Resources under heartbeat control:
production VIP
webSentry Collectors (batch)

serviceNanny.pl is a perl script which (1) starts Tomcat, (2) monitors the health of important online resources (Apache, Tomcat, MySQL, DNS, and gateway access), and (3) takes appropriate remedial action (e.g. restarts Tomcat, initiates heartbeat failover, and reboots the system) to ensure online availability.

Peter Mueller at sidestep.com

we utilize heartbeat in an LVS cluster with mon & ldirectord. future plans for linux clusters include file servers & various other projects, non definite yet. great product :)

Damian Ohara at motorola
Hi Alan,

We have 4 HA pairs running here at Motorola in Swindon, UK.

HP Netvectras (PII 233MHz), 3GB HD, 96MB RAM, 2x 3com 905, SuSE Serves SMB front for NFS mounted data on EMC Celerras

HP Netvectras (PII 233MHz), 3GB HD, 64MB RAM, 2x 3com 905, SuSE Serves site Anonymous FTP front for NFS mounted data on EMC Celerras

HP Netvectras (PII 233MHz), 3GB HD, 96MB RAM, 2x 3com 905, SuSE Serves SMB front for NFS mounted data on EMC Celerras

HP Netvectras (PII 233MHz), 3GB HD, 64MB RAM, 2x 3com 905, SuSE Serves SMB front for NFS mounted data on EMC Celerras

All machines are reclaimed - obsoleted from the desktop when we moved to Win2K.

We moved to Linux for this service becuase SMB on Solaris is flaky as hell (our experience) andon HP-UX is slow slow slow.

Another benefit we've found is that we can take the servers down during the day for maintenance without impact to the customer - just failover and get started!

Thanks for a great app.


Greg Louis at dynamicro.on.ca
Consultronics Limited (a small multinational manufacturer of telecommunications test equipment) has at its head office a perimeter network (DMZ), of which the outer and inner bastions are pairs of Linux machines. At the time of writing, these are running kernel 2.4.13-ac4 with heartbeat- to provide service IP addresses. Our marketing folks want 24x365 availability of http://www.consultronics.com (we sell in 80 countries and the sun never sets on our customer base), and the financial and manufacturing staff want to be sure of access (through the tri-homed inner bastion) to the inner sanctum where the company's ERP system is kept. Running heartbeat on the bastions was a first step: the intent is to make the webserver itself an HA pair and to add a secondary route to the Internet to back up the existing T1.

Patrick Scannel at fws.gov
I just used heartbeat and rsync to set up a 2 unit HA cluster that is a Samba PDC for a 100 user network. Samba does not offer BDC capabilities yet, so without your HA software, I would not have made the switch to open source. Thanks. The machines run RH 7.2 and Samba 2.2.2. They are old desktop reject machines, one of which had no available serial ports, so I stuck 3 nics in each of them. One for the network, and 2 for heartbeat/rsync. An easy heartbeat over USB would be nice.
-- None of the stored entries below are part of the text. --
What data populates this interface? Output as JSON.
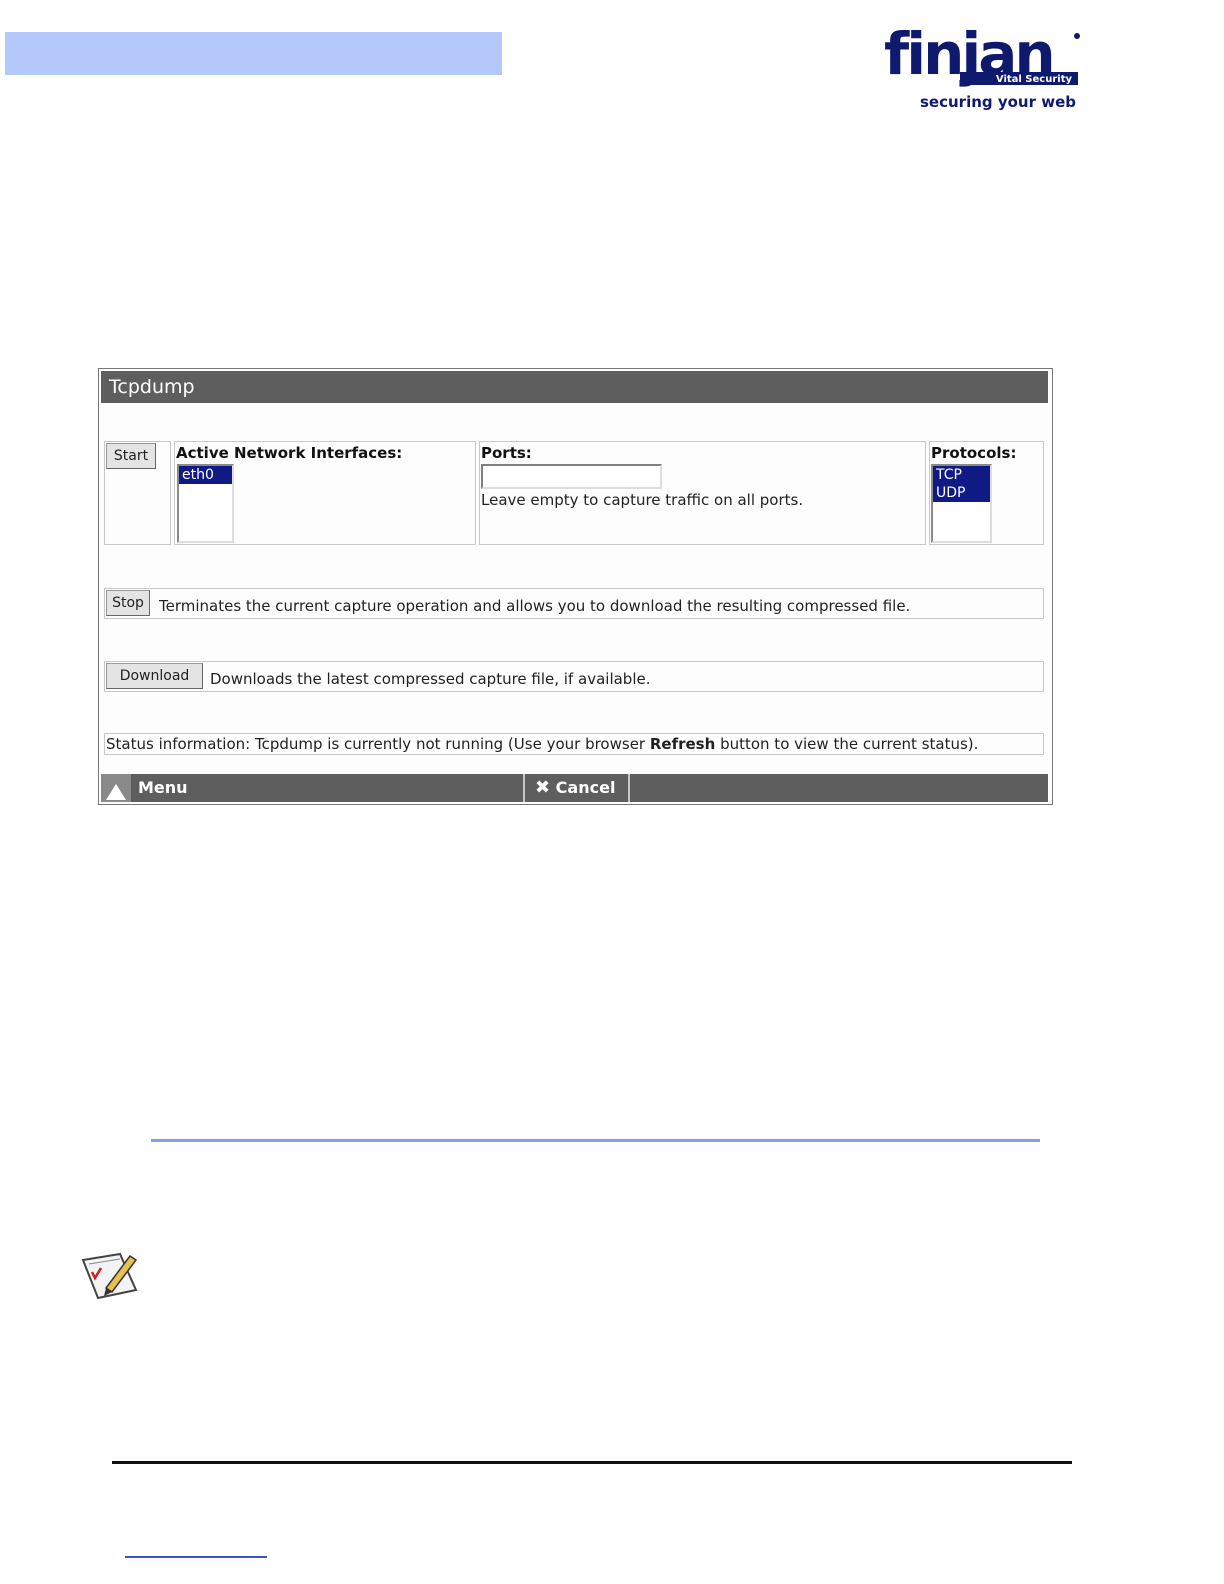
{
  "logo": {
    "brand": "finjan",
    "product": "Vital Security",
    "tagline": "securing your web"
  },
  "tcpdump": {
    "title": "Tcpdump",
    "start_label": "Start",
    "interfaces": {
      "label": "Active Network Interfaces:",
      "options": [
        "eth0"
      ]
    },
    "ports": {
      "label": "Ports:",
      "value": "",
      "hint": "Leave empty to capture traffic on all ports."
    },
    "protocols": {
      "label": "Protocols:",
      "options": [
        "TCP",
        "UDP"
      ]
    },
    "stop": {
      "label": "Stop",
      "description": "Terminates the current capture operation and allows you to download the resulting compressed file."
    },
    "download": {
      "label": "Download",
      "description": "Downloads the latest compressed capture file, if available."
    },
    "status": {
      "prefix": "Status information: Tcpdump is currently not running (Use your browser ",
      "emphasis": "Refresh",
      "suffix": " button to view the current status)."
    },
    "menu_label": "Menu",
    "cancel_label": "Cancel"
  },
  "colors": {
    "header_bar": "#b4c8fc",
    "panel_bar": "#5e5e5e",
    "selected_option": "#0f1a84",
    "brand": "#0f1a6e"
  }
}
Greg Freemyer at norcrossgroup.com
I've put in 2 HA installs for 2 different customers. Both are on Alpha's running Tru64 5.x I ported heartbeat 4.7 about 18 months ago, and that was what I used. With both I use externally shared storage, which I move from node to node. One customer is an ISP and is running the typical suite of ISP apps: radius, ftp, web-server, smtp, pop. The other is a small e-commerce company, and they are running Oracle DB and Oracle Application Server (OAS). Getting OAS to work with heartbeat was the most difficult issue I faced due to the security key being associated with the hostname.
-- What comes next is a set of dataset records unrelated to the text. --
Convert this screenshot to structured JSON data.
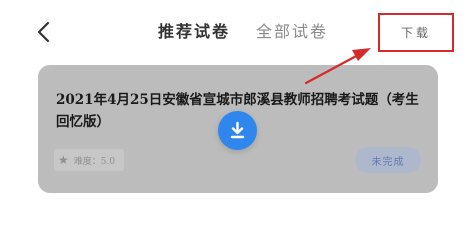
{
  "header": {
    "tabs": [
      {
        "label": "推荐试卷",
        "active": true
      },
      {
        "label": "全部试卷",
        "active": false
      }
    ],
    "download_label": "下载"
  },
  "card": {
    "title": "2021年4月25日安徽省宣城市郎溪县教师招聘考试题（考生回忆版）",
    "difficulty": "难度：5.0",
    "status": "未完成"
  },
  "icons": {
    "back": "chevron-left-icon",
    "download": "download-icon",
    "star": "star-icon",
    "annotation": "red-arrow"
  },
  "colors": {
    "accent": "#2f86ec",
    "annotation": "#d52b2b",
    "overlay": "#bcbcbc"
  }
}
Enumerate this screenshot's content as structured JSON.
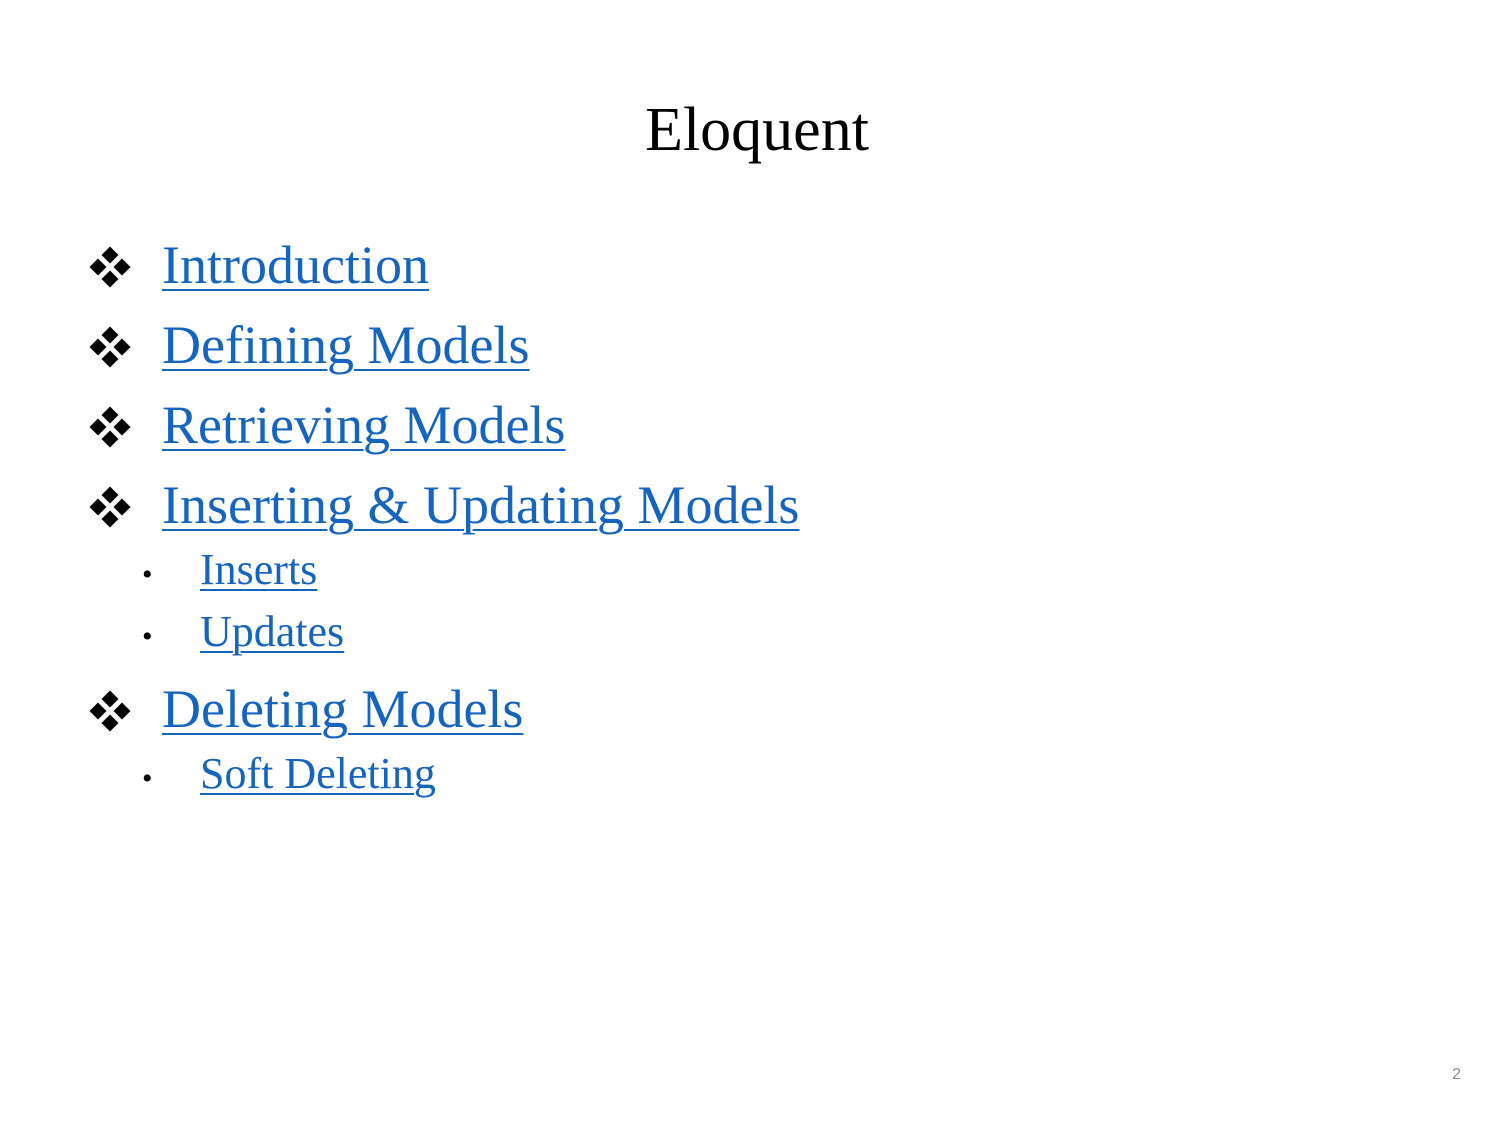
{
  "slide": {
    "title": "Eloquent",
    "page_number": "2",
    "link_color": "#1565c0",
    "items": [
      {
        "label": "Introduction",
        "bullet": "diamond-cluster",
        "children": []
      },
      {
        "label": "Defining Models",
        "bullet": "diamond-cluster",
        "children": []
      },
      {
        "label": "Retrieving Models",
        "bullet": "diamond-cluster",
        "children": []
      },
      {
        "label": "Inserting & Updating Models",
        "bullet": "diamond-cluster",
        "children": [
          {
            "label": "Inserts",
            "bullet": "•"
          },
          {
            "label": "Updates",
            "bullet": "•"
          }
        ]
      },
      {
        "label": "Deleting Models",
        "bullet": "diamond-cluster",
        "children": [
          {
            "label": "Soft Deleting",
            "bullet": "•"
          }
        ]
      }
    ]
  }
}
Alex Kramarov at incredimail.com
w4.incredimail.com and w5.incredimail.com running as a cluster on www2 incredimail.com with (next week will upgrade to the latest). They run web cluster with apache.

Kirk Lawson at heapy.com
Heapy Engineering (www.heapy.com) uses Heartbeat 0.4.7-1 with inclusion of AudibleAlarm on a two node fail-over cluster (no load balancing) Intranet Web Server. Even though it's "old" code, it's worked perfectly for us.